Que penser du film aujourd’hui ? A défaut d’être une œuvre incontournable et ne bénéficiant sans doute pas d’une mise en scène époustouflante, il n’en est pas pour autant un film aussi déshonorant que cela. Si l’adaptation par Henri Decoin était très fidèle au roman (étant également beaucoup plus proche dans le temps - 1942 pour la sortie du film au cinéma, 1940 pour la publication du roman), celle de Georges Lautner est forcément plus librement adaptée afin de mieux coller à son époque. Le scénario est également plus cohérent et plus équilibré que la première monture, qui était par moment bien trop ramassé et parfois même assez invraisemblable dans sa démonstration pour trouver le coupable. A défaut d'être passionnant, le film de Georges Lautner se regarde sans ennui, contrairement à celui d'Henri Decoin, qui rappelons-le ne m'avait pas plus convaincue que cela.
Que dire sur le jeu d'acteur à contre-emploi de Jean-Paul Belmondo, qui arbore désormais ses cheveux blancs ? Et bien il n'a pas du tout à rougir de la comparaison avec son illustre prédécesseur Raimu, tant il nous livre une interprétation tout en sobriété et en retenue. Ceci est d'autant plus remarquable qu'il aurait pu aisément céder à certaines facilités en se livrant à quelques scènes grandiloquentes lors de la plaidoirie, ce qu'il évite soigneusement, offrant une transition tout en douceur à son personnage alcoolique et solitaire de la première partie. Concernant les personnages secondaires, il y a malheureusement une fameuse marge entre les « anciens » acteurs, tous très bons, et les « petits jeunes », qui ont décidément bien du mal à se faire valoir face à leurs ainés.
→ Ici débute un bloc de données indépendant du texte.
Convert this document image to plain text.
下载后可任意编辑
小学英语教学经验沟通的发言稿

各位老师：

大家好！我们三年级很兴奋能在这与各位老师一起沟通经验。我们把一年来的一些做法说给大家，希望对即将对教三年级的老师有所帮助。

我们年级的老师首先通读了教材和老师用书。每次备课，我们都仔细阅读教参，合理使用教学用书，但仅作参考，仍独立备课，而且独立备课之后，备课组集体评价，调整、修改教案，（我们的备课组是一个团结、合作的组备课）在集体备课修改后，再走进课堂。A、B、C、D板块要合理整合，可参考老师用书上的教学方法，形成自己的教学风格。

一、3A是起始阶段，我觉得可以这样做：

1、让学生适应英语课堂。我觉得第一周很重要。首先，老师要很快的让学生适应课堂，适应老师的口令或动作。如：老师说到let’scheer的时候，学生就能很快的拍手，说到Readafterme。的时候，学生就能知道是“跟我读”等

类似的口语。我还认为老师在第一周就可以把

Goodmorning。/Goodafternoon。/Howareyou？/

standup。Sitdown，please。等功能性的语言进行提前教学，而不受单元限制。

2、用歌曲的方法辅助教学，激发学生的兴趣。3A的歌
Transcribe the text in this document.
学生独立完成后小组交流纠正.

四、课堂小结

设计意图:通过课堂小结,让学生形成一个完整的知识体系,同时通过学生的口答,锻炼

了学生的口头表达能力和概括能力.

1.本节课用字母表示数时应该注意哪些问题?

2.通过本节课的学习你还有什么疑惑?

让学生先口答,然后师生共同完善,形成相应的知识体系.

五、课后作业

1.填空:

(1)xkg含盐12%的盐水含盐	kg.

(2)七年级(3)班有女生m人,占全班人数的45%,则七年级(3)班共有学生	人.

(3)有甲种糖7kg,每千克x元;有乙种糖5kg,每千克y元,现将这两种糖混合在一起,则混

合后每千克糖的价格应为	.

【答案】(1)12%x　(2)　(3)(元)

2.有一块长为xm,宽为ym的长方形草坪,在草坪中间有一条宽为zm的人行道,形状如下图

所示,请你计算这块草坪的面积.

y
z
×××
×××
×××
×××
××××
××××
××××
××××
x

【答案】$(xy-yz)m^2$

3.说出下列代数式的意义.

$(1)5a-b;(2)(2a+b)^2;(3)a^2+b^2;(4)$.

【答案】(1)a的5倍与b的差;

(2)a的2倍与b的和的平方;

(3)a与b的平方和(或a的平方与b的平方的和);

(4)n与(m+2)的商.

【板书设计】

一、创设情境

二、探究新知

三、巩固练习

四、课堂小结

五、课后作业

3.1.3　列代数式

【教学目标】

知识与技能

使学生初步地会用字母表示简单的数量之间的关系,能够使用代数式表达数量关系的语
Je vais maintenant aborder l’élément qui me semble le plus intéressant lorsqu'on compare le roman et les deux films adaptés à partir de l’œuvre de Simenon. Je signale à toute fin utile que je vais copieusement dévoiler le dénouement de chacun d'eux, dans la mesure où il sera question de l'identité du coupable. Dans le roman de Simenon, écrit avant la guerre, le coupable n'est autre qu'Ephraïm Luska, un petit aboyeur juif du Prisunic. Ce choix est d'autant plus étonnant que le roman dénonçait avec beaucoup de virulence la grande bourgeoisie provinciale d'avant-guerre et que tout menait à penser que le coupable n'était autre que le propre neveu de l'avocat. Or le coupable est finalement un juif de condition très modeste. Georges Simenon dressait souvent des portraits relevant de certains archétypes (le bourgeois, la gouvernante, la concierge...) et il ne fera pas exception avec le jeune juif Ephraïm Luska, tant il lui dresse un portrait dont certains traits sont volontiers empruntés au discours antisémite de son époque. Et pourtant il subsiste toute une ambiguïté dans le traitement de ce personnage, que nous retrouvons d'ailleurs chez le juif M. Hire (dans Les Fiançailles de M. Hire), qui fait également office de bouc émissaire, suscitant finalement bien plus de commisération que de haine chez le lecteur. Concernant l’adaptation du réalisateur Henri Decoin, le
coupable emprunte « la gueule de métèque » de Marcel Mouloudji, sans pour autant faire référence à l’origine
du coupable, si ce n’est par la consonance juive de son nom. A la Libération,
le film sera jugé antisémite et le réalisateur sera obligé de modifier le nom
du coupable en le rebaptisant « Amédée » dans une version
re-postsynchronisée. Il faudra attendre l'adaptation de Georges Lautner pour qu'enfin le coupable ne soit plus l'étranger qui cristallise toutes les peurs de la société mais bien le jeune bourgeois issu de la bonne société et qui n'est autre que le propre neveu d’Hector Loursat de Saint-Marc, joué ici par Belmondo. Il en aura fallu du temps pour en arriver là...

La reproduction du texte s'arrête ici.